И не знали они; и все они почему-то не решались сойти с этого места, направиться в другое, пойти вперед или вернуться назад; можно было вообразить себе, что золотые полосы с потолка протянулись длинными мягкими лентами, которые невидимо опутали их и не выпускали их из своих пут.

- Пойдемте, - сказал Альдо, беря Изабеллу под руку. - Я хочу видеть рай и ничего больше.

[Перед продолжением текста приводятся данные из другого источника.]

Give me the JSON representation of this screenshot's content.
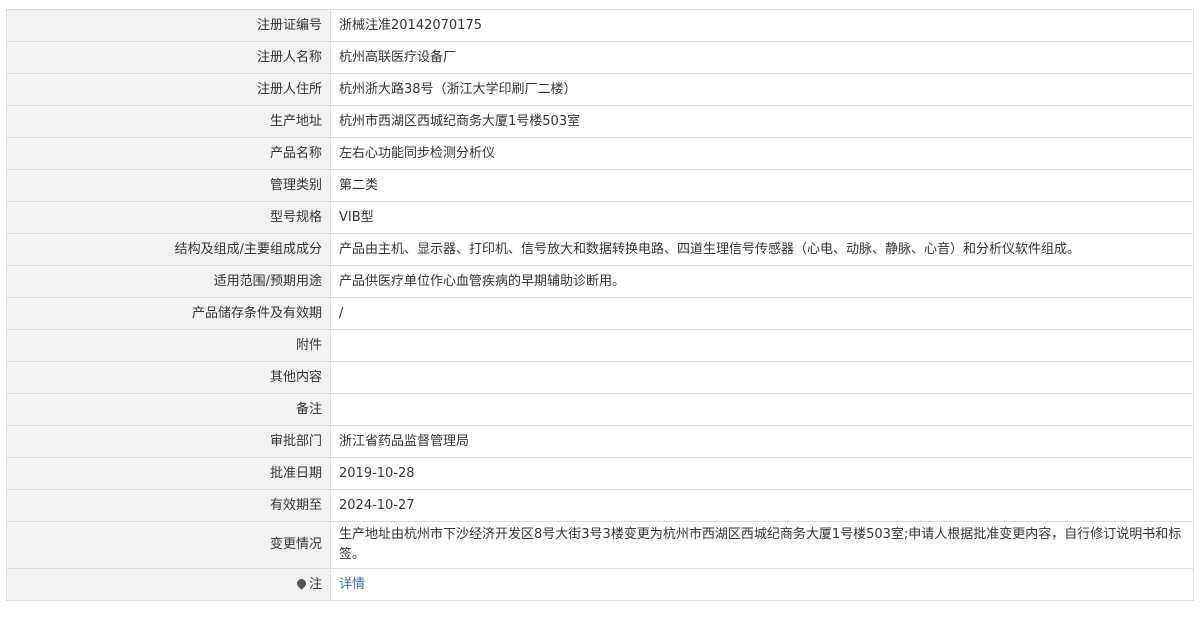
{
  "rows": [
    {
      "label": "注册证编号",
      "value": "浙械注准20142070175"
    },
    {
      "label": "注册人名称",
      "value": "杭州高联医疗设备厂"
    },
    {
      "label": "注册人住所",
      "value": "杭州浙大路38号（浙江大学印刷厂二楼）"
    },
    {
      "label": "生产地址",
      "value": "杭州市西湖区西城纪商务大厦1号楼503室"
    },
    {
      "label": "产品名称",
      "value": "左右心功能同步检测分析仪"
    },
    {
      "label": "管理类别",
      "value": "第二类"
    },
    {
      "label": "型号规格",
      "value": "VIB型"
    },
    {
      "label": "结构及组成/主要组成成分",
      "value": "产品由主机、显示器、打印机、信号放大和数据转换电路、四道生理信号传感器（心电、动脉、静脉、心音）和分析仪软件组成。"
    },
    {
      "label": "适用范围/预期用途",
      "value": "产品供医疗单位作心血管疾病的早期辅助诊断用。"
    },
    {
      "label": "产品储存条件及有效期",
      "value": "/"
    },
    {
      "label": "附件",
      "value": ""
    },
    {
      "label": "其他内容",
      "value": ""
    },
    {
      "label": "备注",
      "value": ""
    },
    {
      "label": "审批部门",
      "value": "浙江省药品监督管理局"
    },
    {
      "label": "批准日期",
      "value": "2019-10-28"
    },
    {
      "label": "有效期至",
      "value": "2024-10-27"
    },
    {
      "label": "变更情况",
      "value": "生产地址由杭州市下沙经济开发区8号大街3号3楼变更为杭州市西湖区西城纪商务大厦1号楼503室;申请人根据批准变更内容，自行修订说明书和标签。"
    }
  ],
  "note": {
    "label": "注",
    "link_text": "详情",
    "icon": "pin-icon"
  }
}
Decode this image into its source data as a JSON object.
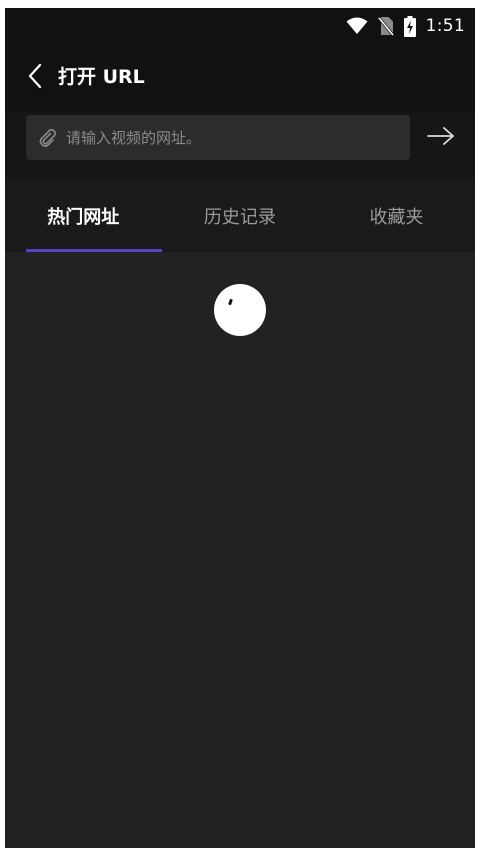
{
  "status_bar": {
    "time": "1:51",
    "icons": [
      "wifi-icon",
      "no-sim-icon",
      "battery-charging-icon"
    ]
  },
  "header": {
    "back_icon": "chevron-left-icon",
    "title": "打开 URL"
  },
  "url_bar": {
    "icon": "link-icon",
    "value": "",
    "placeholder": "请输入视频的网址。",
    "go_icon": "arrow-right-icon"
  },
  "tabs": [
    {
      "label": "热门网址",
      "active": true
    },
    {
      "label": "历史记录",
      "active": false
    },
    {
      "label": "收藏夹",
      "active": false
    }
  ],
  "colors": {
    "accent": "#5b3fbf",
    "background": "#222222",
    "header_background": "#111111"
  },
  "content": {
    "state": "loading",
    "indicator_icon": "loading-spinner-icon"
  }
}
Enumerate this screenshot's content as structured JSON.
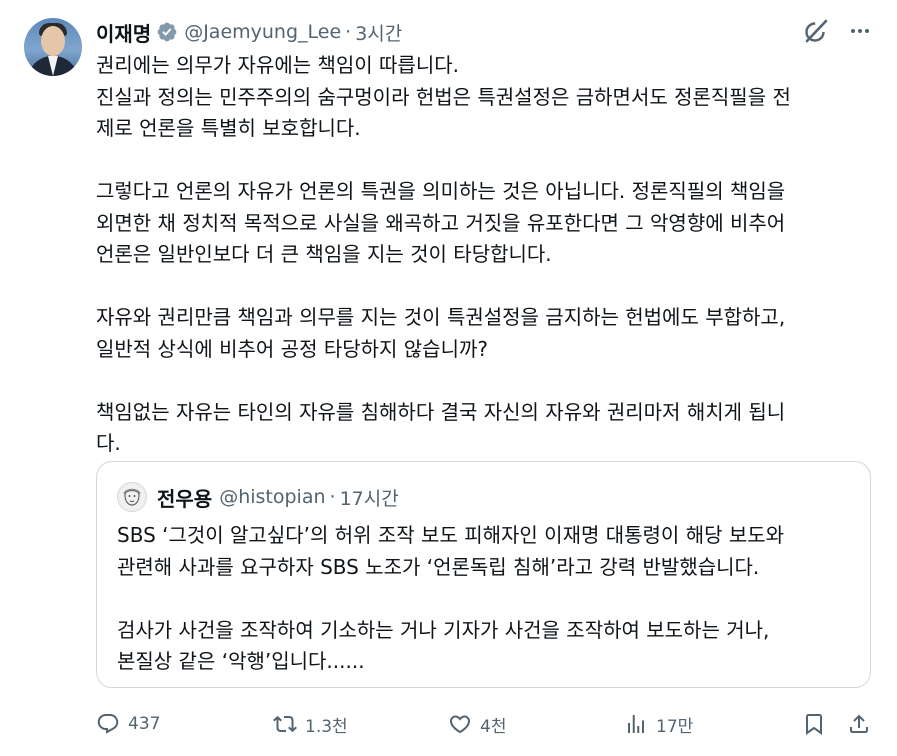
{
  "author": {
    "name": "이재명",
    "handle": "@Jaemyung_Lee",
    "separator": "·",
    "time": "3시간"
  },
  "tweet": {
    "paragraphs": [
      [
        "권리에는 의무가 자유에는 책임이 따릅니다.",
        "진실과 정의는 민주주의의 숨구멍이라 헌법은 특권설정은 금하면서도 정론직필을 전",
        "제로 언론을  특별히 보호합니다."
      ],
      [
        "그렇다고 언론의 자유가 언론의 특권을 의미하는 것은 아닙니다. 정론직필의 책임을",
        "외면한 채 정치적 목적으로 사실을 왜곡하고 거짓을 유포한다면 그 악영향에 비추어",
        "언론은 일반인보다 더 큰 책임을 지는 것이 타당합니다."
      ],
      [
        "자유와 권리만큼 책임과 의무를 지는 것이 특권설정을 금지하는 헌법에도 부합하고,",
        "일반적 상식에 비추어 공정 타당하지 않습니까?"
      ],
      [
        "책임없는 자유는 타인의 자유를 침해하다 결국 자신의 자유와 권리마저 해치게 됩니",
        "다."
      ]
    ]
  },
  "quote": {
    "name": "전우용",
    "handle": "@histopian",
    "separator": "·",
    "time": "17시간",
    "paragraphs": [
      [
        "SBS ‘그것이 알고싶다’의 허위 조작 보도 피해자인 이재명 대통령이 해당 보도와",
        "관련해 사과를 요구하자 SBS 노조가 ‘언론독립 침해’라고 강력 반발했습니다."
      ],
      [
        "검사가 사건을 조작하여 기소하는 거나 기자가 사건을 조작하여 보도하는 거나,",
        "본질상 같은 ‘악행’입니다......"
      ]
    ]
  },
  "actions": {
    "replies": "437",
    "reposts": "1.3천",
    "likes": "4천",
    "views": "17만"
  },
  "icons": {
    "verified": "verified-badge-icon",
    "grok": "grok-icon",
    "more": "more-icon",
    "reply": "reply-icon",
    "repost": "repost-icon",
    "like": "like-icon",
    "views": "views-icon",
    "bookmark": "bookmark-icon",
    "share": "share-icon"
  },
  "colors": {
    "text": "#0f1419",
    "secondary": "#536471",
    "border": "#cfd9de",
    "verified": "#829aab"
  }
}
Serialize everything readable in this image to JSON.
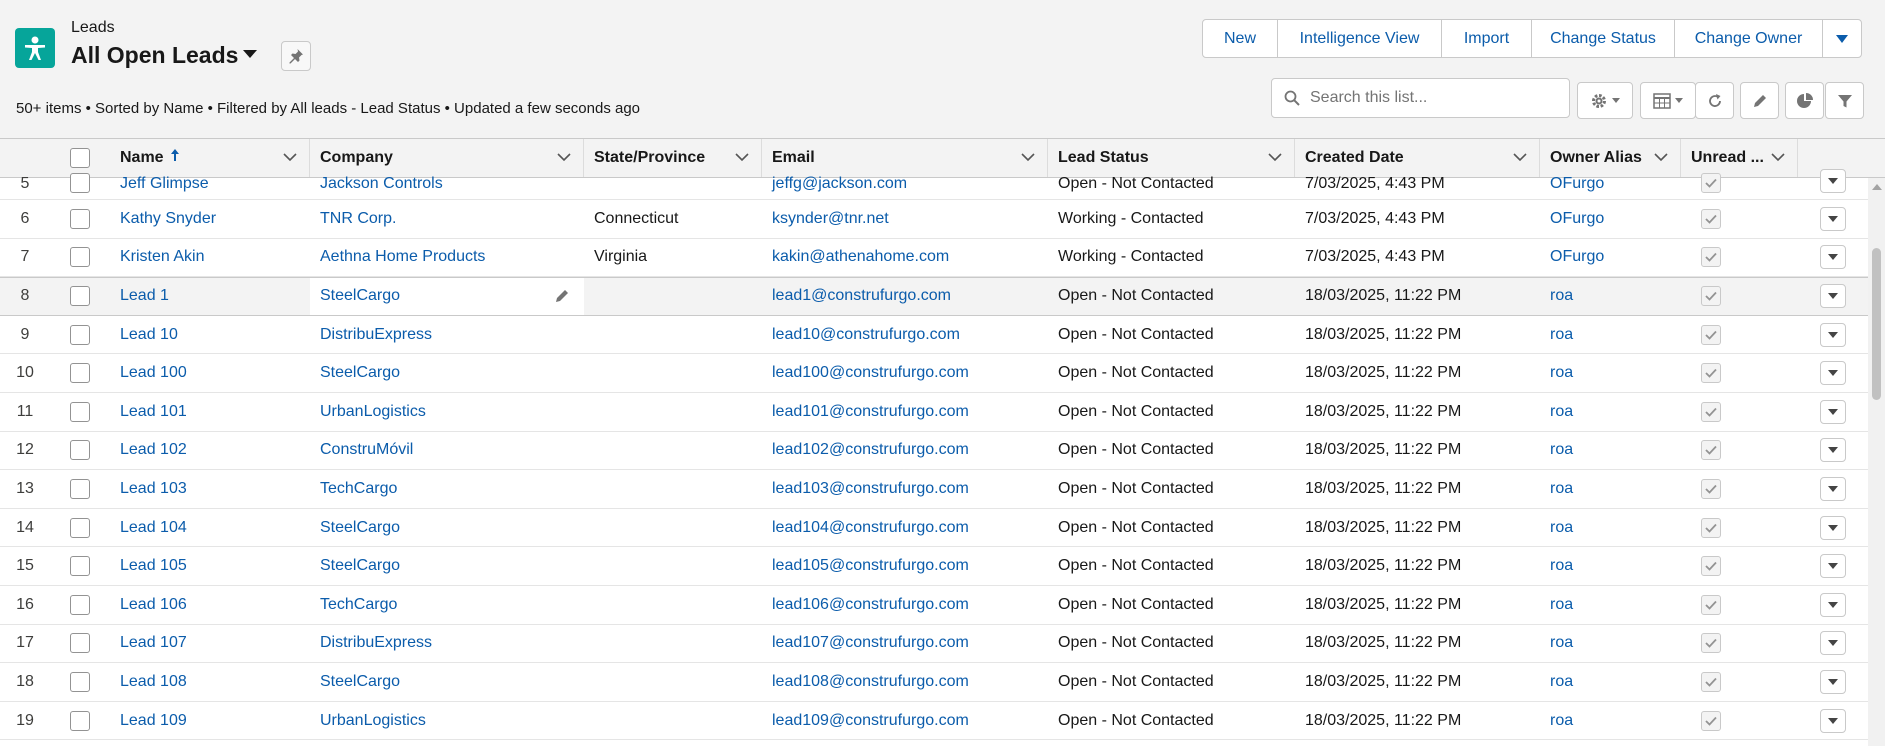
{
  "header": {
    "object_label": "Leads",
    "view_title": "All Open Leads",
    "meta_text": "50+ items • Sorted by Name • Filtered by All leads - Lead Status • Updated a few seconds ago",
    "accent_color": "#06a59a",
    "actions": {
      "new": "New",
      "intelligence_view": "Intelligence View",
      "import": "Import",
      "change_status": "Change Status",
      "change_owner": "Change Owner"
    },
    "search": {
      "placeholder": "Search this list...",
      "value": ""
    },
    "toolbar_icons": [
      "gear-icon",
      "table-view-icon",
      "refresh-icon",
      "pencil-icon",
      "pie-chart-icon",
      "filter-icon"
    ]
  },
  "table": {
    "columns": {
      "name": "Name",
      "company": "Company",
      "state": "State/Province",
      "email": "Email",
      "status": "Lead Status",
      "created": "Created Date",
      "owner": "Owner Alias",
      "unread": "Unread ..."
    },
    "sorted_by": "Name",
    "sort_direction": "ascending",
    "rows": [
      {
        "num": "5",
        "name": "Jeff Glimpse",
        "company": "Jackson Controls",
        "state": "",
        "email": "jeffg@jackson.com",
        "status": "Open - Not Contacted",
        "created": "7/03/2025, 4:43 PM",
        "owner": "OFurgo"
      },
      {
        "num": "6",
        "name": "Kathy Snyder",
        "company": "TNR Corp.",
        "state": "Connecticut",
        "email": "ksynder@tnr.net",
        "status": "Working - Contacted",
        "created": "7/03/2025, 4:43 PM",
        "owner": "OFurgo"
      },
      {
        "num": "7",
        "name": "Kristen Akin",
        "company": "Aethna Home Products",
        "state": "Virginia",
        "email": "kakin@athenahome.com",
        "status": "Working - Contacted",
        "created": "7/03/2025, 4:43 PM",
        "owner": "OFurgo"
      },
      {
        "num": "8",
        "name": "Lead 1",
        "company": "SteelCargo",
        "state": "",
        "email": "lead1@construfurgo.com",
        "status": "Open - Not Contacted",
        "created": "18/03/2025, 11:22 PM",
        "owner": "roa"
      },
      {
        "num": "9",
        "name": "Lead 10",
        "company": "DistribuExpress",
        "state": "",
        "email": "lead10@construfurgo.com",
        "status": "Open - Not Contacted",
        "created": "18/03/2025, 11:22 PM",
        "owner": "roa"
      },
      {
        "num": "10",
        "name": "Lead 100",
        "company": "SteelCargo",
        "state": "",
        "email": "lead100@construfurgo.com",
        "status": "Open - Not Contacted",
        "created": "18/03/2025, 11:22 PM",
        "owner": "roa"
      },
      {
        "num": "11",
        "name": "Lead 101",
        "company": "UrbanLogistics",
        "state": "",
        "email": "lead101@construfurgo.com",
        "status": "Open - Not Contacted",
        "created": "18/03/2025, 11:22 PM",
        "owner": "roa"
      },
      {
        "num": "12",
        "name": "Lead 102",
        "company": "ConstruMóvil",
        "state": "",
        "email": "lead102@construfurgo.com",
        "status": "Open - Not Contacted",
        "created": "18/03/2025, 11:22 PM",
        "owner": "roa"
      },
      {
        "num": "13",
        "name": "Lead 103",
        "company": "TechCargo",
        "state": "",
        "email": "lead103@construfurgo.com",
        "status": "Open - Not Contacted",
        "created": "18/03/2025, 11:22 PM",
        "owner": "roa"
      },
      {
        "num": "14",
        "name": "Lead 104",
        "company": "SteelCargo",
        "state": "",
        "email": "lead104@construfurgo.com",
        "status": "Open - Not Contacted",
        "created": "18/03/2025, 11:22 PM",
        "owner": "roa"
      },
      {
        "num": "15",
        "name": "Lead 105",
        "company": "SteelCargo",
        "state": "",
        "email": "lead105@construfurgo.com",
        "status": "Open - Not Contacted",
        "created": "18/03/2025, 11:22 PM",
        "owner": "roa"
      },
      {
        "num": "16",
        "name": "Lead 106",
        "company": "TechCargo",
        "state": "",
        "email": "lead106@construfurgo.com",
        "status": "Open - Not Contacted",
        "created": "18/03/2025, 11:22 PM",
        "owner": "roa"
      },
      {
        "num": "17",
        "name": "Lead 107",
        "company": "DistribuExpress",
        "state": "",
        "email": "lead107@construfurgo.com",
        "status": "Open - Not Contacted",
        "created": "18/03/2025, 11:22 PM",
        "owner": "roa"
      },
      {
        "num": "18",
        "name": "Lead 108",
        "company": "SteelCargo",
        "state": "",
        "email": "lead108@construfurgo.com",
        "status": "Open - Not Contacted",
        "created": "18/03/2025, 11:22 PM",
        "owner": "roa"
      },
      {
        "num": "19",
        "name": "Lead 109",
        "company": "UrbanLogistics",
        "state": "",
        "email": "lead109@construfurgo.com",
        "status": "Open - Not Contacted",
        "created": "18/03/2025, 11:22 PM",
        "owner": "roa"
      }
    ]
  }
}
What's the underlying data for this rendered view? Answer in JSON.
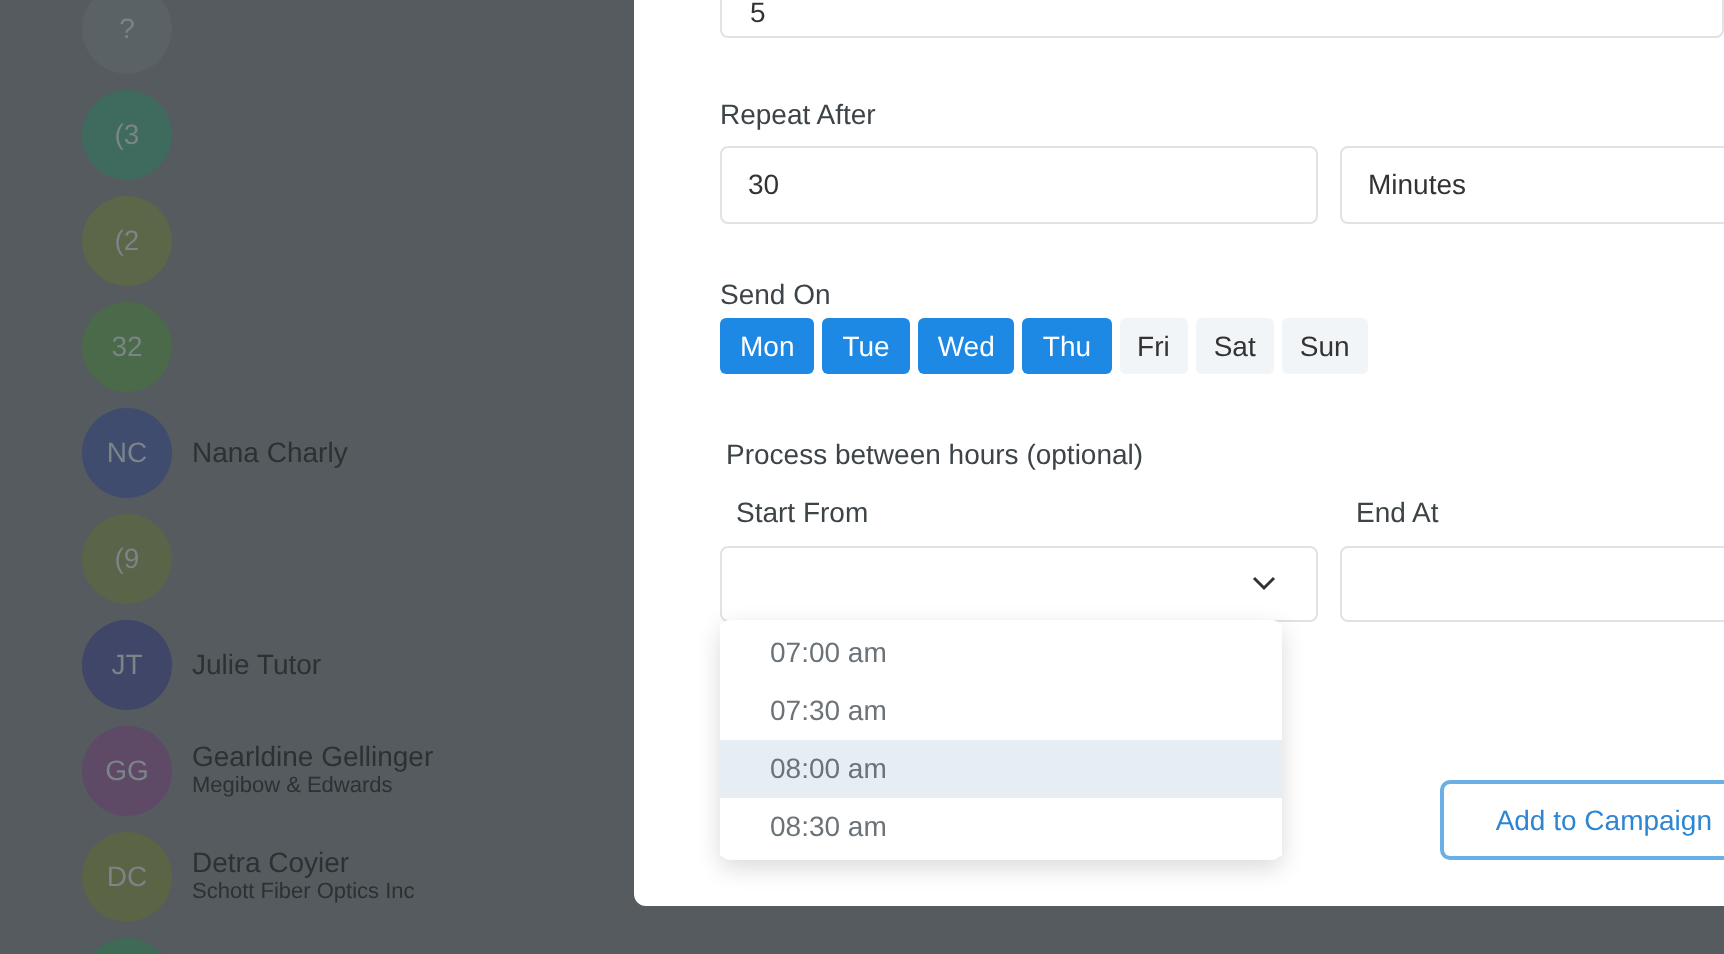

Когда сторож повел их по лестнице в тридцать ступеней, приводившей к сокровищнице умершей герцогини, когда из жемчужной выси донеслись до них крики ласточек, химерическая сила жизни пронзила их до самого сердца, и там с большей силой заныли ревниво оберегаемый тайные мечты и муки. И мужчина во всем дерзновении мужской силы, изведавшей все опасности и стремления, свободный от всех привычек и страхов, вооруженный недоверием и презрением ко всему, удовлетворявшийся в течение многих и многих дней тем, что твердо стоял на двух ступнях, теперь глядел на чудное препятствие, вставшее ему на дороге, на это тело, обещанное ему отныне, и старался заглушить предчувствие беды картиной освободительной оргии; он представлял себе моряка, вернувшегося в гавань с тем, чтобы завтра с большей легкостью устремиться в простор океана, и жилы у него вздувались от нетерпеливого ожидания. Женщина же, знавшая уже, что такое наслаждение, и желавшая сочетать радость со страданием, увлекаемая яростной силой в жерло самых ужасных соблазнов, одаренная сердцем, одновременно робким и смелым, кротким и безжалостным, вдыхала в себя пыльное дыхание окружавших ее душ, казавшееся ей серным запахом урагана, и не создавала никаких планов, не вооружалась против непредвиденного; колыханием колен своих несла божественную животность своего тела, растила в теплом лоне своем коварство и разврат. Но другие два - дева и юноша - те не знали защиты от обиды, от запаха магнолий, от бледности болота, от опьяняющего воздуха - в обоих их жили враждебные друг другу силы, поднимавшие беспорядочную смуту, разлетаясь прочь и при каждом дыхании выдвигая рядом с ними новую тень, на которую, быть может, нельзя было смотреть, не испытывая чувства ужаса.

- Вот мой сад, - сказала Изабелла, перегибаясь через подоконник, с тем же самым выражением, с каким она начала бы неудержимую исповедь: "Вот мое прегрешение, но вот и слава моей жизни".

От нее дышало греховным опьянением, наполовину непроизвольным, наполовину искусственным; то у нее было лицо, то маска, то в ней чувствовалась аффектация опытной актрисы, то полное неведение животной прелести.

- Ты таким представлял его себе, Альдо?

Рядом с ней стоял брат, тоже перегибаясь через теплый каменный подоконник, держа ее за пояс.

- Посмотри, Мориччика. Посмотрите, Тарзис.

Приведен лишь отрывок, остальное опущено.